Estrogen Receptors

A critical first step oncologists must take after finding a patient has breast cancer is to look for overexpressed hormone receptors in the cancer cells. This determines the type of therapy that will be used to most effectively combat the disease. While it is well known that point mutations of hormone receptors are associated with several types of cancer, still elusive is a mechanistic understanding of how these receptors function at the molecular level. Sichun Yang, Ph.D., assistant professor at Case Western Reserve University, is working to understand the signaling mechanisms of two critical domains in estrogen receptors, using computer modeling resources at OSC.
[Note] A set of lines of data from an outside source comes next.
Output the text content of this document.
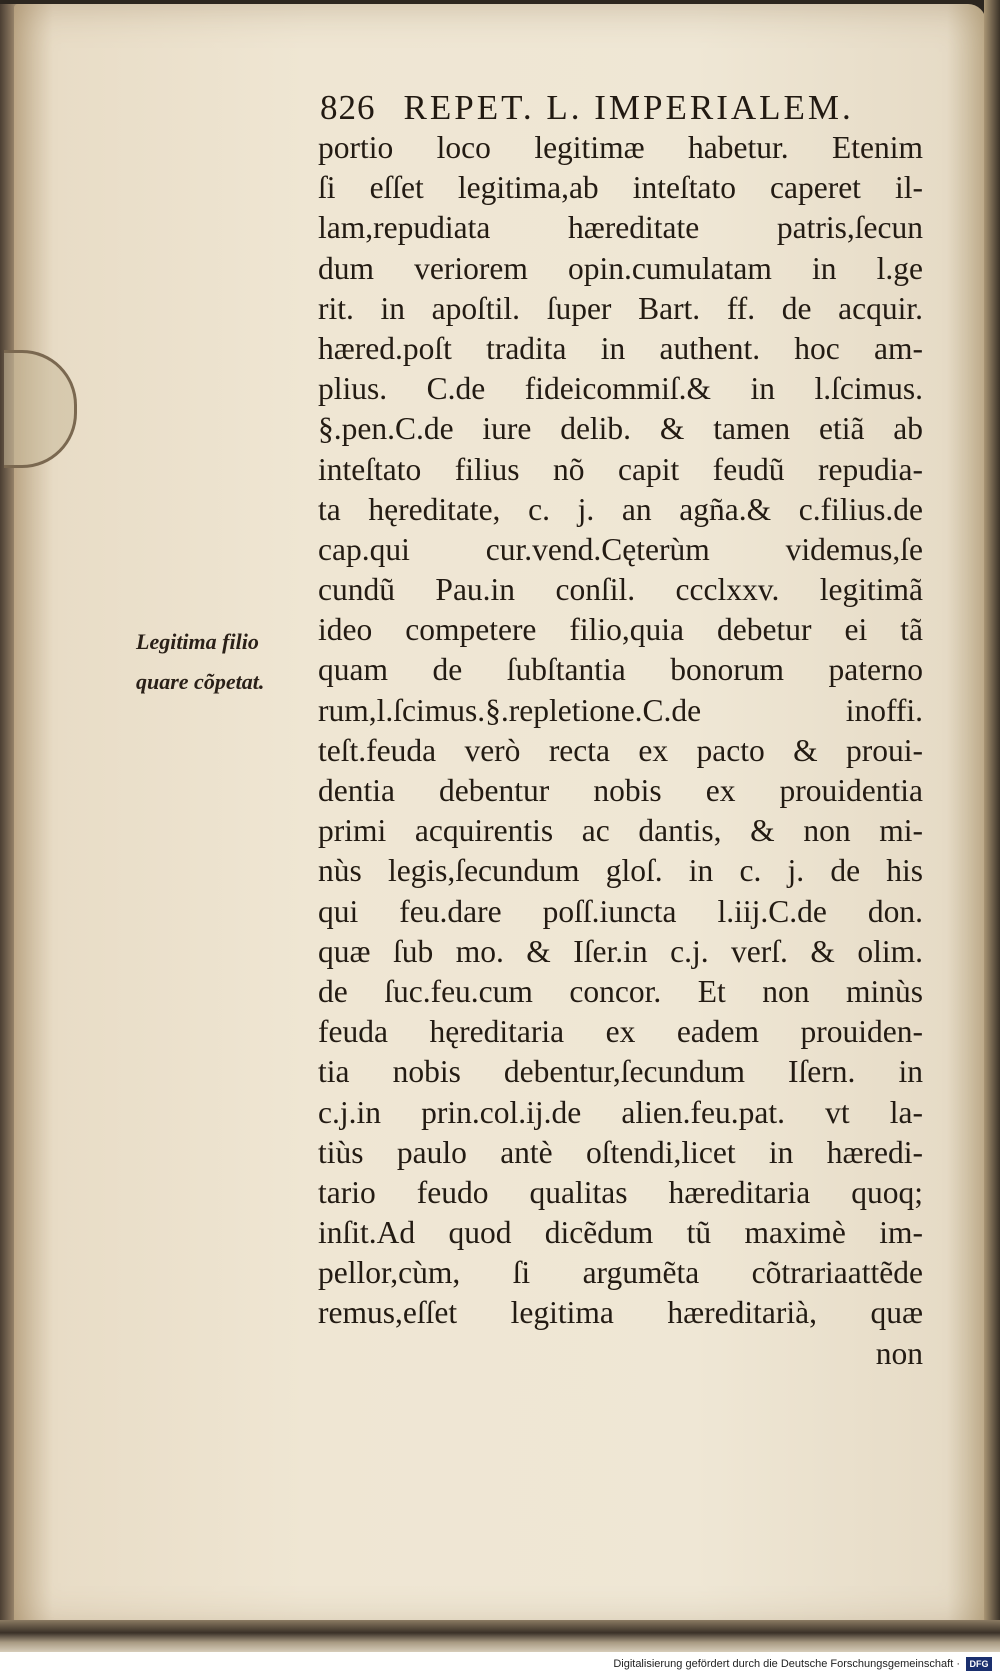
826 REPET. L. IMPERIALEM.
Legitima filio
quare cõpetat.
portio loco legitimæ habetur. Etenim
ſi eſſet legitima,ab inteſtato caperet il-
lam,repudiata hæreditate patris,ſecun
dum veriorem opin.cumulatam in l.ge
rit. in apoſtil. ſuper Bart. ff. de acquir.
hæred.poſt tradita in authent. hoc am-
plius. C.de fideicommiſ.& in l.ſcimus.
§.pen.C.de iure delib. & tamen etiã ab
inteſtato filius nõ capit feudũ repudia-
ta hęreditate, c. j. an agña.& c.filius.de
cap.qui cur.vend.Cęterùm videmus,ſe
cundũ Pau.in conſil. ccclxxv. legitimã
ideo competere filio,quia debetur ei tã
quam de ſubſtantia bonorum paterno
rum,l.ſcimus.§.repletione.C.de inoffi.
teſt.feuda verò recta ex pacto & proui-
dentia debentur nobis ex prouidentia
primi acquirentis ac dantis, & non mi-
nùs legis,ſecundum gloſ. in c. j. de his
qui feu.dare poſſ.iuncta l.iij.C.de don.
quæ ſub mo. & Iſer.in c.j. verſ. & olim.
de ſuc.feu.cum concor. Et non minùs
feuda hęreditaria ex eadem prouiden-
tia nobis debentur,ſecundum Iſern. in
c.j.in prin.col.ij.de alien.feu.pat. vt la-
tiùs paulo antè oſtendi,licet in hæredi-
tario feudo qualitas hæreditaria quoq;
inſit.Ad quod dicẽdum tũ maximè im-
pellor,cùm, ſi argumẽta cõtrariaattẽde
remus,eſſet legitima hæreditarià, quæ
non
Digitalisierung gefördert durch die Deutsche Forschungsgemeinschaft ·	DFG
“We’re going to come out with a structural model regarding how these molecular domains work together,” Yang said.

Estrogen receptors are proteins found on the surface of cells that receive signals from the hormone to direct activity within the cell. While they are critically important for healthy cells in regulating female reproductive functions, their presence in breast cancer cells work against the body. Nearly 75 percent of all breast cancers are estrogen-receptor positive, which means the presence of estrogen triggers tumor growth. To treat ER-positive breast cancer, doctors use hormone therapy to block estrogen from binding to receptors in the cancer cells, reducing their chance of survival and proliferation.

Yang’s group focuses on two domains in ER that are essential for cell communication: one binds to DNA while the other binds molecules called ligands. The latter of the two is where a cancer drug would bind to the cell. Discovering how these two domains talk to each other could accelerate drug discovery for improved breast cancer therapy.

Yang’s lab uses a hybrid approach in which computer simulations of the domains garnered from high-resolution structures (recently published at the Journal of Structural Biology; doi: 10.1016/j.jsb.2016.08.001) on OSC’s Oakley and Ruby clusters are used to inform structural models in the lab. Driven by experimental discovery on ER, Yang’s next step could mean the most to breast cancer patients.

“We’re kind of excited in that we now have some ideas of how these molecules work, we’re moving toward the next stage of drug discovery,” Yang said.

The next step of a drug discovery project is to identify environmental substances that may have an effect in humans similar to an effect produced by a naturally occurring estrogen. This could predict highly promising substances for the design of improved breast cancer therapy.